Model the Joint Likelihood?

When building a classifier, we often optimize the conditional log-likelihood \(\log p_\theta(t|x)=\log Multi(t|y(x), n=1) = \sum t_k\log y_k \) w.r.t some parameter \(\theta\), where \(x\) is the input, \(t\) is the target and \(y\) is the output of the classifier (network) which is guaranteed to be nonnegative and \(\sum y_k=1\) via normalization (e.g. softmax).

Mostly the normalization does something like \(y_k = \hat{y_k}/\sum \hat{y_j}\), following the multinomial model we can interpret each \(y_k\) as \(p_\theta(t_k|x)\), we could further interpret \(\hat{y_k}\) (nonnegative) as \(p_\theta(t_k,x)\), then it follows \(p_\theta(t_k|x) = \hat{y_k}/\sum \hat{y_j} = p_\theta(t_k,x)/p_\theta(x) \), which is just the Bayes rule.

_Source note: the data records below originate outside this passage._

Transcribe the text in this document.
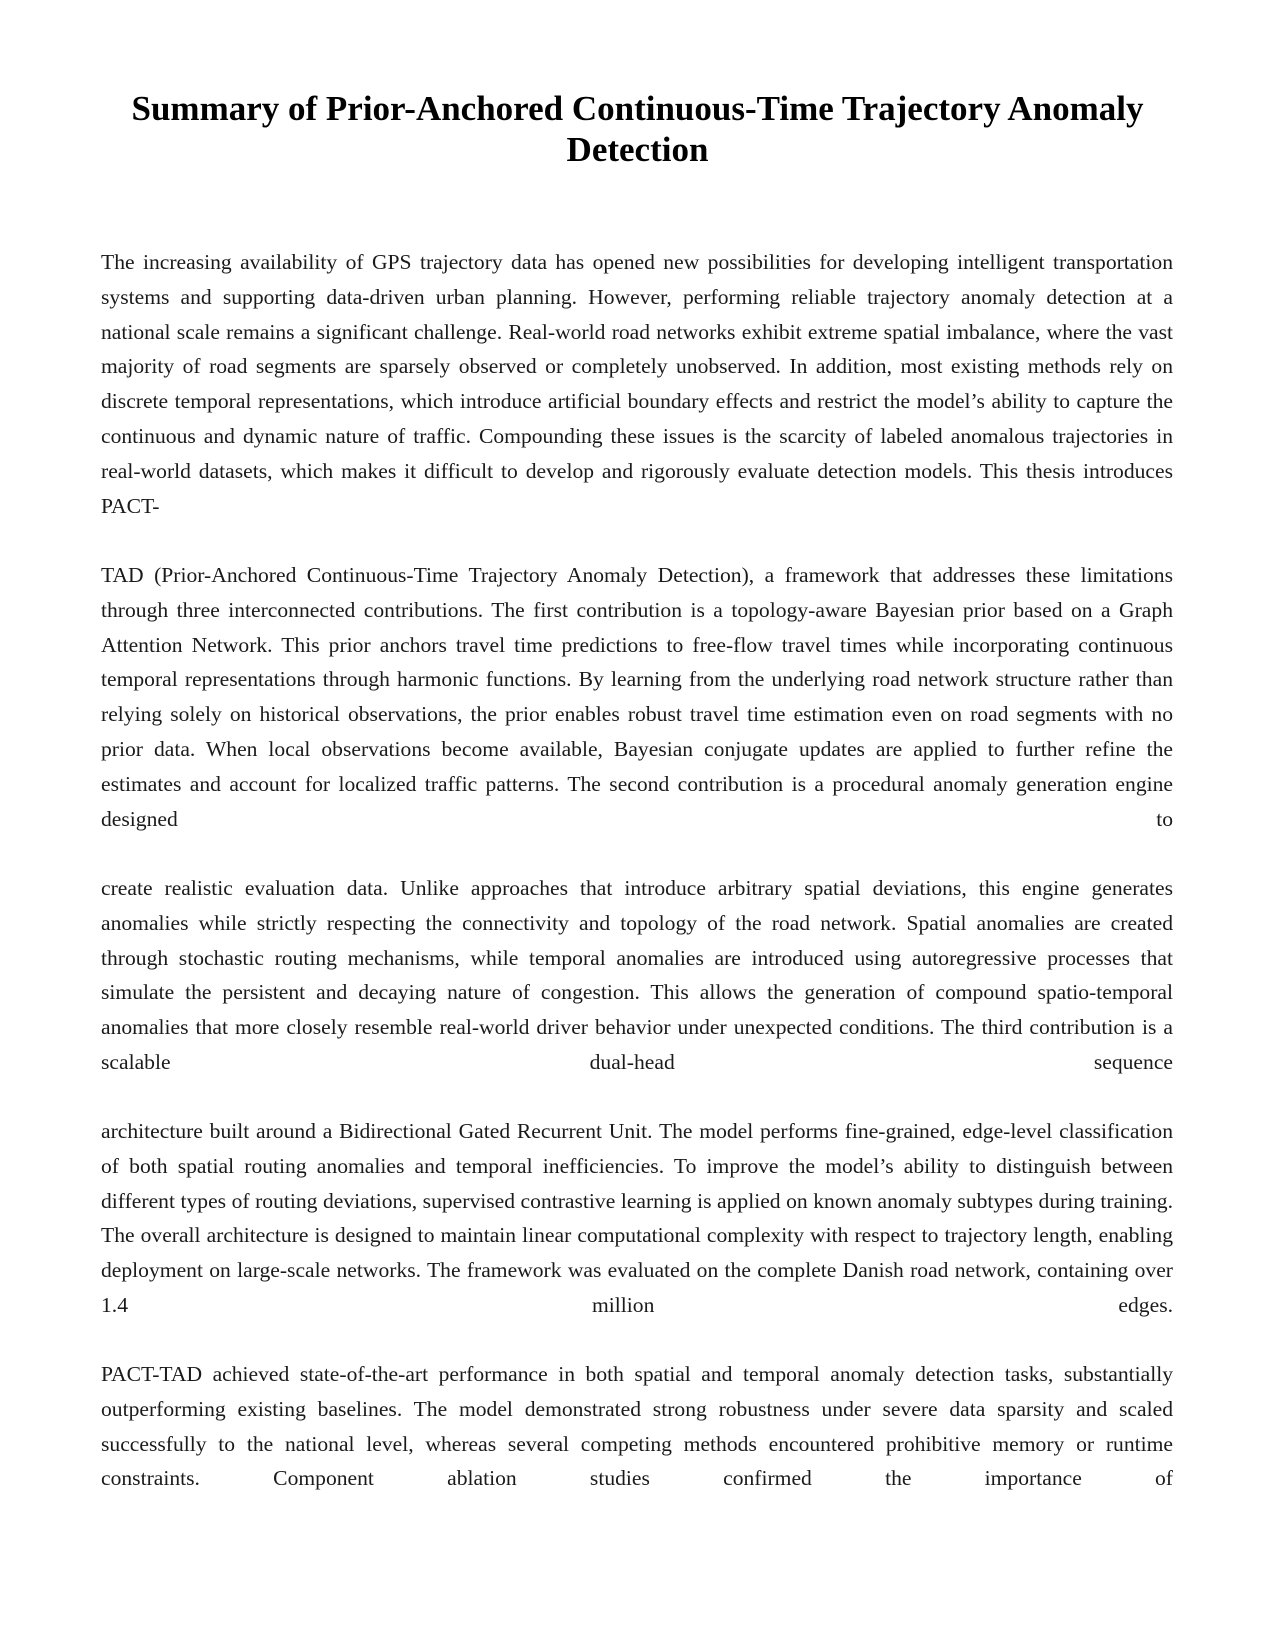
Summary of Prior-Anchored Continuous-Time Trajectory Anomaly Detection

The increasing availability of GPS trajectory data has opened new possibilities for developing intelligent transportation systems and supporting data-driven urban planning. However, performing reliable trajectory anomaly detection at a national scale remains a significant challenge. Real-world road networks exhibit extreme spatial imbalance, where the vast majority of road segments are sparsely observed or completely unobserved. In addition, most existing methods rely on discrete temporal representations, which introduce artificial boundary effects and restrict the model’s ability to capture the continuous and dynamic nature of traffic. Compounding these issues is the scarcity of labeled anomalous trajectories in real-world datasets, which makes it difficult to develop and rigorously evaluate detection models. This thesis introduces PACT-

TAD (Prior-Anchored Continuous-Time Trajectory Anomaly Detection), a framework that addresses these limitations through three interconnected contributions. The first contribution is a topology-aware Bayesian prior based on a Graph Attention Network. This prior anchors travel time predictions to free-flow travel times while incorporating continuous temporal representations through harmonic functions. By learning from the underlying road network structure rather than relying solely on historical observations, the prior enables robust travel time estimation even on road segments with no prior data. When local observations become available, Bayesian conjugate updates are applied to further refine the estimates and account for localized traffic patterns. The second contribution is a procedural anomaly generation engine designed to

create realistic evaluation data. Unlike approaches that introduce arbitrary spatial deviations, this engine generates anomalies while strictly respecting the connectivity and topology of the road network. Spatial anomalies are created through stochastic routing mechanisms, while temporal anomalies are introduced using autoregressive processes that simulate the persistent and decaying nature of congestion. This allows the generation of compound spatio-temporal anomalies that more closely resemble real-world driver behavior under unexpected conditions. The third contribution is a scalable dual-head sequence

architecture built around a Bidirectional Gated Recurrent Unit. The model performs fine-grained, edge-level classification of both spatial routing anomalies and temporal inefficiencies. To improve the model’s ability to distinguish between different types of routing deviations, supervised contrastive learning is applied on known anomaly subtypes during training. The overall architecture is designed to maintain linear computational complexity with respect to trajectory length, enabling deployment on large-scale networks. The framework was evaluated on the complete Danish road network, containing over 1.4 million edges.

PACT-TAD achieved state-of-the-art performance in both spatial and temporal anomaly detection tasks, substantially outperforming existing baselines. The model demonstrated strong robustness under severe data sparsity and scaled successfully to the national level, whereas several competing methods encountered prohibitive memory or runtime constraints. Component ablation studies confirmed the importance of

So we have the joint probability defined, it seems we can directly read off \(\sum \hat{y_j}\) as the marginal likelihood \(p_\theta(x)\). However the problem is, \(p_\theta(x)\) could be just any distribution (say very high for one input and very low for another and vice versa), as long as the corresponding \(p_\theta(t_k,x)\) is of the same scale, the loss won’t be so different. Indeed it can be a meaningful distribution if we introduce some assumptions to \(p_\theta(x)\).

For instance, say we let \(p_\theta(x)\) be a Gaussian mixture model, then \(p_\theta(t_k|x)\) is just the “responsibility” of the \(k\)th mixture component. If we optimize \(p_\theta(t_k|x)\) directly, we have the same issue, a data point can be far away from any component while still having the correct conditional likelihood. To obtain a meaningful marginal distribution, we can add \(p_\theta(x)\) to the loss, which will then become the joint log-likelihood \(\log p_\theta(x,t) = \log p_\theta(t|x) + \log p_\theta(x)\).

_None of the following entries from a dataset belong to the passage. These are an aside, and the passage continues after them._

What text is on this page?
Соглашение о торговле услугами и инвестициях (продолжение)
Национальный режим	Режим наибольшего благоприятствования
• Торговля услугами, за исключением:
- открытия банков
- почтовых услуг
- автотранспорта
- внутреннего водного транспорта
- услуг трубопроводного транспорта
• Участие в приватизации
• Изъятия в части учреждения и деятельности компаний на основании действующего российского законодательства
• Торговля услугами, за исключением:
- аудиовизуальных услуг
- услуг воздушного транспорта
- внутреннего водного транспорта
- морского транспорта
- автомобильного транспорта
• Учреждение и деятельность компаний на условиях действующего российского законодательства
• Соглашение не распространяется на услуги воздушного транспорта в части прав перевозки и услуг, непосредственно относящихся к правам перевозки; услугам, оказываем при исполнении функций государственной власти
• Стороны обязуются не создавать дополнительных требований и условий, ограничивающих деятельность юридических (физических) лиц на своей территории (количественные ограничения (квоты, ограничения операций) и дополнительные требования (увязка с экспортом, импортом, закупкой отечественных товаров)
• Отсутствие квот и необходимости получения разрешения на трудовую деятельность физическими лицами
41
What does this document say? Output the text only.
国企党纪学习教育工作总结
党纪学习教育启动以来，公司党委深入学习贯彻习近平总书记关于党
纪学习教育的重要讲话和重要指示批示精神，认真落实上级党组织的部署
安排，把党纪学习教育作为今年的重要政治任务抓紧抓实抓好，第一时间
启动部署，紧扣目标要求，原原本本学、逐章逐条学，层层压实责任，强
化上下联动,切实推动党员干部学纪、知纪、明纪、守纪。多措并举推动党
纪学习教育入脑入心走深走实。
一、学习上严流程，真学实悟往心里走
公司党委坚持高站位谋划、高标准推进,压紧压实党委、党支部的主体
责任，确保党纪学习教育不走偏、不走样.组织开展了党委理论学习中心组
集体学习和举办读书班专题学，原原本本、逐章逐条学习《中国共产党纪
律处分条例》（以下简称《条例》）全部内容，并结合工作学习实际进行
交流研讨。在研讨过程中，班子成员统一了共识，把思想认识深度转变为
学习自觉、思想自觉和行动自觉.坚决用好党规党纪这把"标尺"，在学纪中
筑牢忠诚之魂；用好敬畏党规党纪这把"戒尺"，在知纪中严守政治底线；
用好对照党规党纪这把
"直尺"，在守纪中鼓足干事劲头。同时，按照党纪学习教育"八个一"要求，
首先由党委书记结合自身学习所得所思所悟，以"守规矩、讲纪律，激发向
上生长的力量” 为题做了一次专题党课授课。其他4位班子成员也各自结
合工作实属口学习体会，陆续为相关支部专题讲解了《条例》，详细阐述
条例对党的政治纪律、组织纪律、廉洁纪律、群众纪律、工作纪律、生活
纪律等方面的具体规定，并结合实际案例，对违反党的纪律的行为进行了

Then it reminds me of the Google FaceNet, which basically minimizes the distance between data points in the same category and maximizes the distance between data points from different categories. This is equivalent to minimizing the variance within each Gaussian mixture component while maximizing the distance between component centers. Thus we can set the loss to be \(\log p_\theta(x|t) - dist(\theta)\). There’re many ways to implement \(dist(\theta)\), one obvious way is to compute the distance between every pair of data and add them together. Or as mentioned in this paper (A Structured Self-attentive Sentence Embedding), we can use \(-\left||cov(\theta)-I|\right|^2\) to set the covariance matrix of component centers close to the identity matrix. However this will also lead to redundant components when the number of components is larger than the dimension of data. There are other dispersion measures we could try.